Saudi Energy Minister Khalid al-Falih

Saudi Arabia has announced a major cut in oil production to rebalance global markets and prop up plunging oil prices, citing U.S. sanctions waivers that are enabling Iran to keep exporting oil to most of its top customers.

The comments from Saudi Arabian Oil Minister Khalid al-Falih on November 12 shook global markets, where oil prices have plummeted since the United States announced last week that it was temporarily waiving sanctions on Iran's oil sector for many of Tehran's top oil customers, including China and India.

Before the unexpectedly mild sanctions announcement, "fear and anxiety gripped the market," Falih said at the Abu Dhabi International Petroleum Exhibition & Conference.

Now "we're seeing the pendulum swing violently to the other side," he said.

"Sanctions didn’t cut so much out of the market as anticipated," Falih said.

In the months before the sanctions were imposed on November 5, Saudi Arabia said it had increased its own production by about 1 million barrels a day to offset a reported halving of Iran's oil exports from a peak of about 2.5 million barrels in April.

But with major oil consumers like India and China still importing Iranian oil under six-month waivers granted by Washington, analysts have been upwardly revising their estimates of Iranian exports, saying they could be as high as 1.8 million barrels a day.

That has helped feed a major plunge in premium crude prices in the last week from more than $80 a barrel to around $71 on November 12.
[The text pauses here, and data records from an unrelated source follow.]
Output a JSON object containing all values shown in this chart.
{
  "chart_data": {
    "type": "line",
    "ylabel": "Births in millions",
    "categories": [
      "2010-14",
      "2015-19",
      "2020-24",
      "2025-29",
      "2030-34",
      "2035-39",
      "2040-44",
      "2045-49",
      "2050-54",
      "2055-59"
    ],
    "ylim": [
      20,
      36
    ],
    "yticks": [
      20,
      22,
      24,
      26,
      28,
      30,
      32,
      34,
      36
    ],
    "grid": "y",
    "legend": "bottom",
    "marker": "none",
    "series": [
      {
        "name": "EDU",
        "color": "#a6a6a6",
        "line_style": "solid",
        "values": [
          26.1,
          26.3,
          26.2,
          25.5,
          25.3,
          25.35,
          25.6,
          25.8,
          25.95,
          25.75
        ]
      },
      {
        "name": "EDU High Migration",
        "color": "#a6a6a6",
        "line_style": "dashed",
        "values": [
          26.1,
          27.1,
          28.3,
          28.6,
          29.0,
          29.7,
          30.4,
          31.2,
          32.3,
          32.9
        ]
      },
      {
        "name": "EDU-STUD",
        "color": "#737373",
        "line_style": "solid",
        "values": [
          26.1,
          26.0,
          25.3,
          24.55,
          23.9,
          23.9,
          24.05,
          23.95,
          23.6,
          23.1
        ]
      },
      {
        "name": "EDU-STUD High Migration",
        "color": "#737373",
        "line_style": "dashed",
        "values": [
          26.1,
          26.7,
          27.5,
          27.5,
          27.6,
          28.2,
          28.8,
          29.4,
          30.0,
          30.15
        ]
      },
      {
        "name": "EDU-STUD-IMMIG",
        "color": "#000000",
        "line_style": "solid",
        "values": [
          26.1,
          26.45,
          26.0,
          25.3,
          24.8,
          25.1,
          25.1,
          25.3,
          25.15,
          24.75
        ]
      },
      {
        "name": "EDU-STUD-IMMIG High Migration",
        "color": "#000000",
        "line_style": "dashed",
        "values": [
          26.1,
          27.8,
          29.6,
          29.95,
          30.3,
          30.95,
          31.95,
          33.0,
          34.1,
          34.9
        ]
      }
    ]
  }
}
At the time he granted broad exemptions from the sanctions, U.S. President Donald Trump said he was concerned about a spike in oil prices like the one that occurred after he withdrew the United States from Iran's 2015 nuclear agreement in May and announced he was reimposing sanctions.
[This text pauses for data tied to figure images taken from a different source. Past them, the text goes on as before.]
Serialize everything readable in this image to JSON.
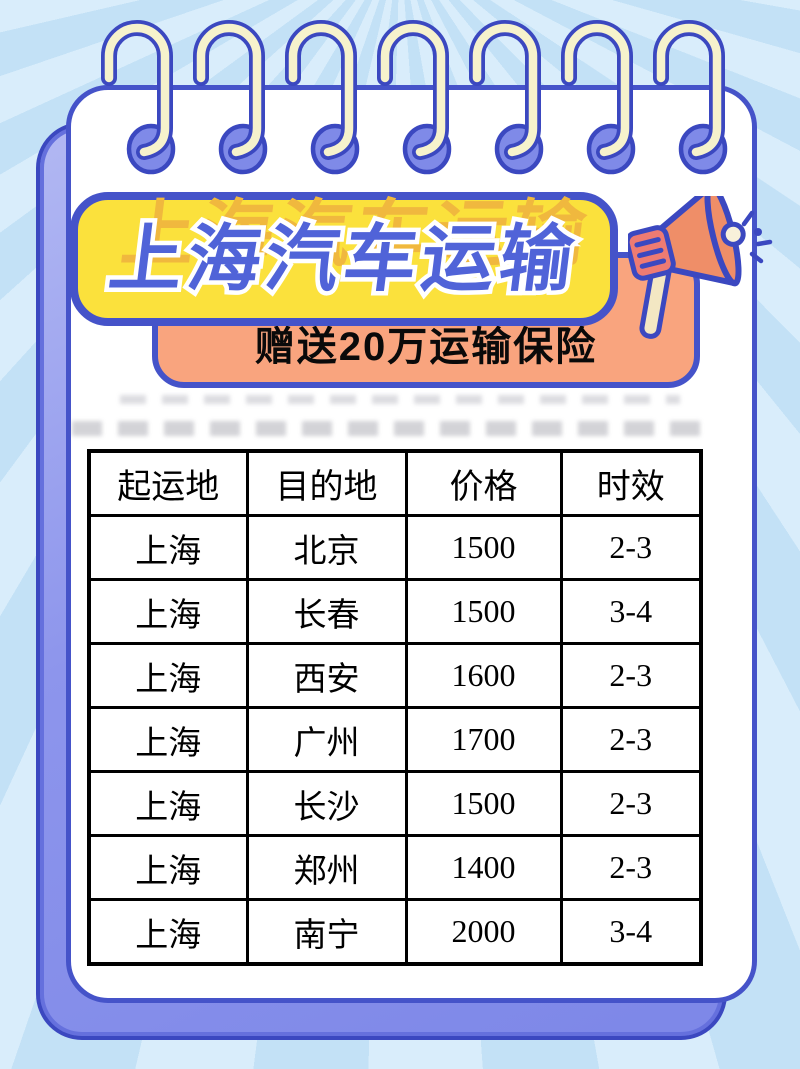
{
  "poster": {
    "title": "上海汽车运输",
    "subtitle": "赠送20万运输保险"
  },
  "rate_table": {
    "headers": [
      "起运地",
      "目的地",
      "价格",
      "时效"
    ],
    "rows": [
      [
        "上海",
        "北京",
        "1500",
        "2-3"
      ],
      [
        "上海",
        "长春",
        "1500",
        "3-4"
      ],
      [
        "上海",
        "西安",
        "1600",
        "2-3"
      ],
      [
        "上海",
        "广州",
        "1700",
        "2-3"
      ],
      [
        "上海",
        "长沙",
        "1500",
        "2-3"
      ],
      [
        "上海",
        "郑州",
        "1400",
        "2-3"
      ],
      [
        "上海",
        "南宁",
        "2000",
        "3-4"
      ]
    ]
  },
  "icons": {
    "megaphone": "megaphone-icon",
    "spiral_ring": "spiral-ring-icon"
  },
  "palette": {
    "background_light": "#d9edfb",
    "background_ray": "#c3e1f6",
    "card_white": "#ffffff",
    "card_border_blue": "#4553c9",
    "shadow_card_purple": "#8d95ec",
    "banner_yellow": "#fbe13c",
    "banner_orange": "#f9a47e",
    "title_blue": "#5063d8",
    "title_ghost_mustard": "#f0b83e",
    "ring_cream": "#f6f2cc",
    "ring_hole_purple": "#7f8ae8",
    "table_border_black": "#000000",
    "megaphone_orange": "#ef8e68",
    "megaphone_grip_pink": "#ee7b72",
    "megaphone_handle_cream": "#f3e7c3"
  }
}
Trump provided six-month waivers to Greece, Italy, Japan, South Korea, Taiwan, and Turkey, as well as India and China -- Iran's top two oil customers -- as long as they keep working to reduce their imports.
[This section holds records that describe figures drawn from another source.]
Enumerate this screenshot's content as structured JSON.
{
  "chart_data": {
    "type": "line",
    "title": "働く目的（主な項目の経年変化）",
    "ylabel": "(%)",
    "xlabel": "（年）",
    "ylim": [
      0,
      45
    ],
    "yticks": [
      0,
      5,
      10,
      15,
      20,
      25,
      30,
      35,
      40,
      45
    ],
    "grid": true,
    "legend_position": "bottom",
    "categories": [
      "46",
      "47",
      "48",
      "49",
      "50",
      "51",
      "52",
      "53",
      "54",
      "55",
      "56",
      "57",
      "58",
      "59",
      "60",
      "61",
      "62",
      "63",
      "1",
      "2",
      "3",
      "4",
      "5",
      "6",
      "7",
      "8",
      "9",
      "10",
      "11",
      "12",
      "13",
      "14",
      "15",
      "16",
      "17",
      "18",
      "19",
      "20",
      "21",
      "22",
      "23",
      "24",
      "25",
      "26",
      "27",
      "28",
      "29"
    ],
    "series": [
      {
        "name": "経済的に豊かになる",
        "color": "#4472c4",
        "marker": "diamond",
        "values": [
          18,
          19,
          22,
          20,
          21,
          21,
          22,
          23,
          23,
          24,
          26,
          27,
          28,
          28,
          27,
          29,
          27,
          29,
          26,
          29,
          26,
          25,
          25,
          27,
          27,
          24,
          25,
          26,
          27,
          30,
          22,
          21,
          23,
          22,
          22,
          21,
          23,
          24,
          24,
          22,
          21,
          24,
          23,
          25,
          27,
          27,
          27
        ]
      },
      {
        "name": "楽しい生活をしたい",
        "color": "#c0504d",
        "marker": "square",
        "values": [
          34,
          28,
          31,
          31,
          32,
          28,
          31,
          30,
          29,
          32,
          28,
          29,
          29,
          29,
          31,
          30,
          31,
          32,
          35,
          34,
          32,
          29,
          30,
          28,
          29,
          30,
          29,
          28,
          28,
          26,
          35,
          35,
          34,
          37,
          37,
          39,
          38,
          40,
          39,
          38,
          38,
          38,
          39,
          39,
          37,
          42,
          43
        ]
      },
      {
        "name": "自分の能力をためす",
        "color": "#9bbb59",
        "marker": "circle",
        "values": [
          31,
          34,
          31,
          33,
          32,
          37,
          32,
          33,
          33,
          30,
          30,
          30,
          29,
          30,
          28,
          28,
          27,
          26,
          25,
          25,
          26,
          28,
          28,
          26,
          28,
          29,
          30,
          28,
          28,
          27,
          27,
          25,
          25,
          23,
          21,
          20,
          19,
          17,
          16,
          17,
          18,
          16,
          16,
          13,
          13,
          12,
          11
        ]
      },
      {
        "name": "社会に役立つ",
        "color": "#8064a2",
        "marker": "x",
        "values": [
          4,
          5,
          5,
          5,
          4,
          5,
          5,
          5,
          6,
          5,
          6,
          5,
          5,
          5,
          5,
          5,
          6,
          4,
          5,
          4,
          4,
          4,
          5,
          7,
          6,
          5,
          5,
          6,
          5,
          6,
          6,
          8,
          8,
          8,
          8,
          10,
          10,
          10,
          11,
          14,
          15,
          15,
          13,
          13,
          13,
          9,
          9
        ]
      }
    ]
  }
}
Trump's stated concerns about oil prices were a tacit admission that the looming U.S. sanctions on Iran had helped to drive up oil prices, although Trump publicly blamed the OPEC oil cartel for the price spike.

On November 12, Trump lashed out at Saudi Arabia's announcement that it will now cut production since Iran is being allowed to keep exporting more oil than expected.

"Hopefully, Saudi Arabia and OPEC will not be cutting oil production. Oil prices should be much lower, based on supply!" Trump said on Twitter.

Falih responded that Saudi Arabia has been giving Washington and other customers "100 percent of what they asked for." But he said Riyadh will start cutting production by more than 500,000 barrels a day next month.

Saudi Arabia is OPEC's largest producer and one of the few that has enough spare capacity to offset a deep cut in Iran's oil exports.

The energy minister of the United Arab Emirates, Suhail al-Mazrouei, currently the president of OPEC, said further "changes" likely would be necessary when the oil cartel meets in December in Vienna.

Falih said OPEC officials have seen analyses suggesting a production cut of as much as 1 million barrels a day may be needed to rebalance the market and prop up prices. However, he stressed that more study needs to be done.

"We don't want to throttle the global economy," he said.

Iran did not have a high-level official at the Abu Dhabi event and did not immediately respond to Falih's comments.